The department is “the central service agency” of the town and “people need to feel that they can come in and ask any questions” of the staff there, according to interim Finance Director Sandra Dennies.

Yet “right now, when you walk in, you walk into a big gray hall,” she told members of the Board of Selectmen at their regular meeting, held Sept. 12 at Town Hall.

“It is not user friendly. It is also dark in there. I think that the additional space is going to be well used, because even if the building has staff, we’ve got a place for the treasurer who has asked for space and an auditor who can come and sit in the finance department. So with reducing the height of the cubicle walls, increasing the light and increasing the space for workers I think we will be making a major difference in the welcoming and usable finance department by the rest of the town.”

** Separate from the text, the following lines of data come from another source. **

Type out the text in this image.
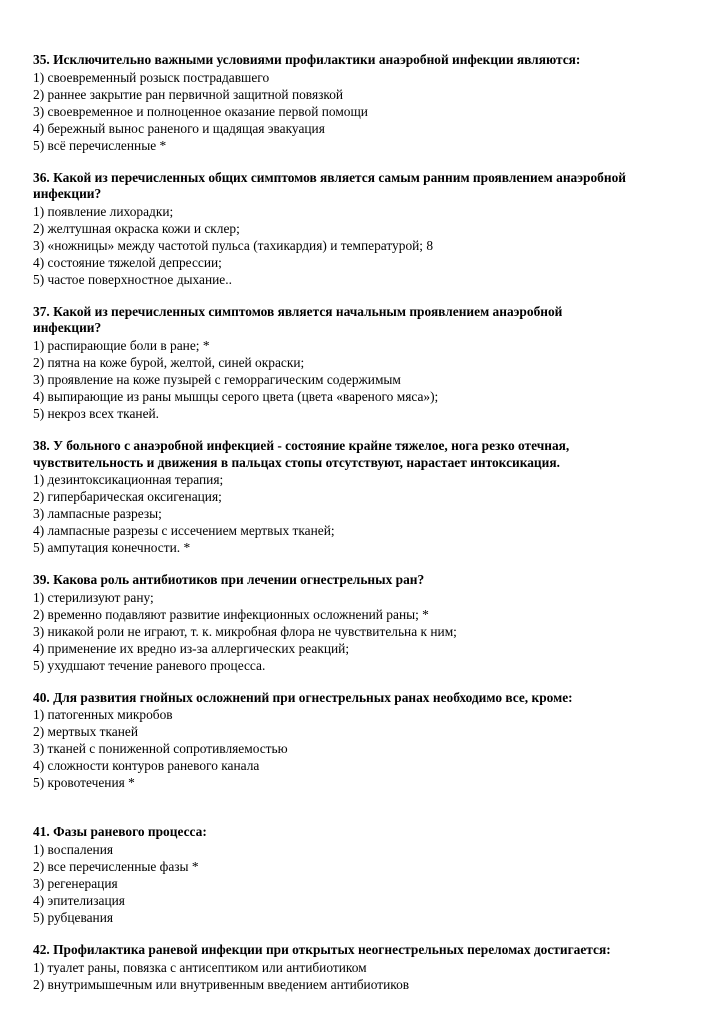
35. Исключительно важными условиями профилактики анаэробной инфекции являются:

1) своевременный розыск пострадавшего
2) раннее закрытие ран первичной защитной повязкой
3) своевременное и полноценное оказание первой помощи
4) бережный вынос раненого и щадящая эвакуация
5) всё перечисленные *

36. Какой из перечисленных общих симптомов является самым ранним проявлением анаэробной
инфекции?

1) появление лихорадки;
2) желтушная окраска кожи и склер;
3) «ножницы» между частотой пульса (тахикардия) и температурой; 8
4) состояние тяжелой депрессии;
5) частое поверхностное дыхание..

37. Какой из перечисленных симптомов является начальным проявлением анаэробной
инфекции?

1) распирающие боли в ране; *
2) пятна на коже бурой, желтой, синей окраски;
3) проявление на коже пузырей с геморрагическим содержимым
4) выпирающие из раны мышцы серого цвета (цвета «вареного мяса»);
5) некроз всех тканей.

38. У больного с анаэробной инфекцией - состояние крайне тяжелое, нога резко отечная,
чувствительность и движения в пальцах стопы отсутствуют, нарастает интоксикация.

1) дезинтоксикационная терапия;
2) гипербарическая оксигенация;
3) лампасные разрезы;
4) лампасные разрезы с иссечением мертвых тканей;
5) ампутация конечности. *

39. Какова роль антибиотиков при лечении огнестрельных ран?

1) стерилизуют рану;
2) временно подавляют развитие инфекционных осложнений раны; *
3) никакой роли не играют, т. к. микробная флора не чувствительна к ним;
4) применение их вредно из-за аллергических реакций;
5) ухудшают течение раневого процесса.

40. Для развития гнойных осложнений при огнестрельных ранах необходимо все, кроме:

1) патогенных микробов
2) мертвых тканей
3) тканей с пониженной сопротивляемостью
4) сложности контуров раневого канала
5) кровотечения *

41. Фазы раневого процесса:

1) воспаления
2) все перечисленные фазы *
3) регенерация
4) эпителизация
5) рубцевания

42. Профилактика раневой инфекции при открытых неогнестрельных переломах достигается:

1) туалет раны, повязка с антисептиком или антибиотиком
2) внутримышечным или внутривенным введением антибиотиков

First Selectman Rob Mallozzi and Selectman Beth Jones voted 2-0 in favor of three contracts: $21,300 plus $1,065 contingency for Steeves Office Systems for new office systems; $13,800 plus $2,760 contingency for Darien Electric for electrical work; and $3,944 plus $788 contingency for F&M Electrical Supply for light fixtures and supplies. Selectman Nick Williams was not in attendance.

Though no capital funds had been approved for the current fiscal year for Town Hall, the $43,657 total is coming from funds still in the account for Main Street building’s major renovation and expansion, completed in 2015, officials said.

The new personnel to get space in the Finance Department—treasurer and auditor—do not represent additional town employees, they said.

Mallozzi said that Bill Oestmann, buildings superintendent in the Department of Public Works, took over the office that had been occupied by New Canaan’s former budget director, so the town controller moved into the Finance Department and that contributed to the need for a reconfiguration.

“It’s a tight fit and to your point, it is not the most inviting atmosphere,” Mallozzi said.

In the two-plus years that Town Hall has been reoccupied, officials have made “tweaks” in order to make the building “more operationally efficient” and to create a “more inviting environment,” Mallozzi said.

With respect to the way the Finance Department had been set up, he said: “It is unfortunate but the configuration we all decided on isn’t as good as it could be.”

Oestmann said the work would be done after-hours and on weekends.

“We are not going to disrupt the Finance Department,” he said.